M. Jean-François Rapin, président. - En questions diverses, je voudrais vous tenir informés du travail que nous continuons de mener dans l'ombre au titre de notre mission d'alerte sur les surtranspositions.

En effet, nous gardons un oeil sur les projets de loi qui sont soumis au Sénat et qui comprennent des dispositions transposant nos obligations européennes. Mais nous sommes aussi attentifs aux ordonnances qui sont publiées et qui transposent les règles législatives européennes.

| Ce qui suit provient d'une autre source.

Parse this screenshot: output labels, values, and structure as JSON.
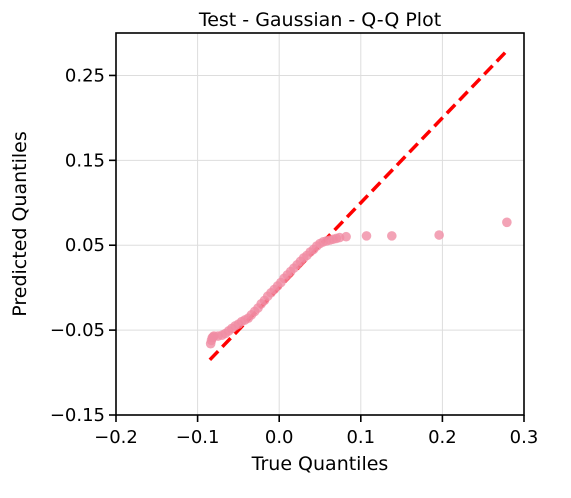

À ce titre, les services de la commission m'ont soumis l'analyse de plusieurs ordonnances qui viennent d'être publiées et pourraient être ratifiées à l'occasion de l'examen au Sénat d'un prochain texte législatif :

-  une ordonnance du 26 mai 2021 relative aux règles de concurrence qui transpose la directive européenne 2019/1 dite « ECN + », visant à doter les autorités de concurrence des États membres des moyens de mettre en oeuvre plus efficacement les règles de concurrence et à garantir le bon fonctionnement du marché intérieur ; nombre des procédures prévues par la directive ECN+ existaient d'ores et déjà en droit interne, notamment la procédure de transaction et le dispositif de clémence. Certaines précisions ou aménagements ont toutefois dû être apportés dans la partie législative du code de commerce : l'introduction d'un principe d'opportunité des poursuites, des précisions concernant les pouvoirs d'enquête, la possibilité d'imposer d'office des mesures conservatoires, des pouvoirs de sanction renforcés, le renforcement de la coopération intra-européenne... Tout ceci assure une transposition fidèle de la directive ;

-  des ordonnances du 3 mars 2021 qui transposent les directives « Paquet énergie propre » : les directives « énergie renouvelable » et « marché de l'électricité » ; ces trois ordonnances introduisent des critères de durabilité et de réduction des émissions de gaz à effet de serre de la biomasse, intègrent l'énergie renouvelable dans le secteur des transports, complètent les dispositions relatives aux garanties d'origine de l'énergie produite, mettent en place des communautés d'énergie renouvelable et des communautés énergétiques citoyennes, redéfinissent l'autoconsommation collective, fixent de nouveaux objectifs d'énergie renouvelable dans les transports, renforcent la protection des consommateurs dans le cadre du marché de l'électricité, transposent les obligations des gestionnaires de réseaux électriques, définissent le stockage d'énergie dans le système électrique, interdisent aux gestionnaires de réseaux de distribution de gérer ou développer des bornes de recharge de véhicules électriques, et sécurisent l'approvisionnement électrique lors des périodes de pointe. Les directives sont très prescriptives et laissent une marge de manoeuvre relativement étroite aux États membres pour prévoir des assouplissements. Donc la transposition nous paraît fidèle ;

-  une ordonnance du 10 mars 2021 transposant un règlement européen de 2015 qui concerne les émissions de CO2 des navires : cette ordonnance introduit un régime de sanctions en cas de manquement aux obligations de surveillance et de déclaration des émissions de CO2 des navires en application du règlement 2015/757. Les sanctions prévues apparaissent effectives, proportionnées et dissuasives, conformément aux prescriptions du règlement européen concerné.

L'analyse de ces ordonnances m'amène donc à juger inutile que notre commission se saisisse pour faire des observations sur les projets de lois de ratification de ces ordonnances car celles-ci ne me paraissent pas surtransposer les textes européens. Je vous propose d'en prendre acte.

La commission des affaires européennes en prend acte.